Purpose: This study investigated differences between PD-1 KO mice with and without a cardiac phenotype.
Methods: Female and male mice aged 3-14 weeks were included, n=12 PD-1 KO mice showing cardiac dilation (PD-1 dil), n=16 with non-dilated hearts (PD-1 ctrl) and n=11 BALB/c mice (ctrl). B cell activating factor (BAFF) levels were measured in serum via ELISA. Heart weights were normalized. Proteome analysis and gene expression profiling were conducted using the apical third of the heart, significant alterations (fold change of ≥|1.5|, adjusted p-value <0.05) were analysed.
Results: Cardiac dilation occurred in 6% of PD-1 KO mice. Heart weights and BAFF levels of PD-1 dil were significantly higher compared to PD-1 ctrl and ctrl (heart weight: 12.9/6.9/6.8 mg/mm; BAFF: 25.9/19.7/15.2 ng/ml). Proteomics analysis revealed more than 1,100 significantly altered proteins (PD-1 dil vs. PD-1 ctrl: 504↓, 623↑; PD-1 dil vs. ctrl: 676↓, 702↑). Only 19 proteins were differentially abundant comparing both ctrls (4↓, 15↑). Principal component analysis clearly distinguished PD-1 dil from both ctrl groups, which in turn strongly overlapped. Activation z-score analysis showed an inhibition of mainly mitochondrial functions (z≤-2) in PD-1 dil vs. PD-1 ctrl and in PD-1 dil vs. ctrl. In these comparison groups, some of the most significantly enriched terms associated with cardiovascular diseases were cardiac fibrosis, dilation and inflammation. A regulation of proteins associated with immunological diseases was observed in both comparisons. Moderate correlation between datasets for proteome and transcriptome was observed (PD-1 dil vs. PD-1 ctrl: r=0.5, p<0.0001; PD-1 dil vs. ctrl: r=0.41, p<0.0001).

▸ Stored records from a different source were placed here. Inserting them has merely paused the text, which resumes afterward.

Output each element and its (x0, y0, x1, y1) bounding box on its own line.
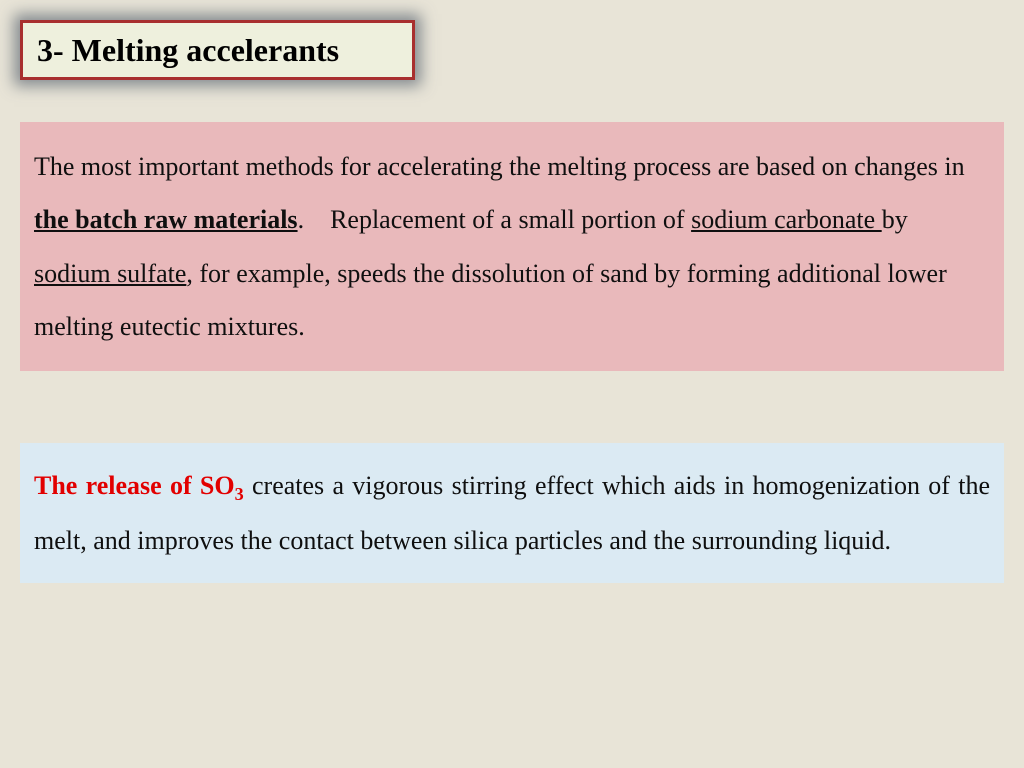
p2-subscript: 3 (235, 484, 244, 504)
p1-underline-1: sodium carbonate (691, 205, 882, 234)
p1-text-5: by (882, 205, 908, 234)
p1-underline-2: sodium sulfate (34, 259, 186, 288)
paragraph-box-2: The release of SO3 creates a vigorous st… (20, 443, 1004, 583)
paragraph-box-1: The most important methods for accelerat… (20, 122, 1004, 371)
p2-red-main: The release of SO (34, 471, 235, 500)
p1-text-3: . Replacement of a small portion of (298, 205, 692, 234)
title-box: 3- Melting accelerants (20, 20, 415, 80)
p2-red-text: The release of SO3 (34, 471, 244, 500)
slide-title: 3- Melting accelerants (37, 32, 339, 69)
p1-text-1: The most important methods for accelerat… (34, 152, 965, 181)
p1-bold-underline: the batch raw materials (34, 205, 298, 234)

Conclusion: PD-1 KO mice show an inconsistent phenotype. Thereby PD-1 dil and PD-1 ctrl display significant differences in immune regulation and cardiac pathways, underscoring immunological influences on the development of cardiac pathologies. Future studies will focus on identifying molecular mechanisms that lead to the described phenotype.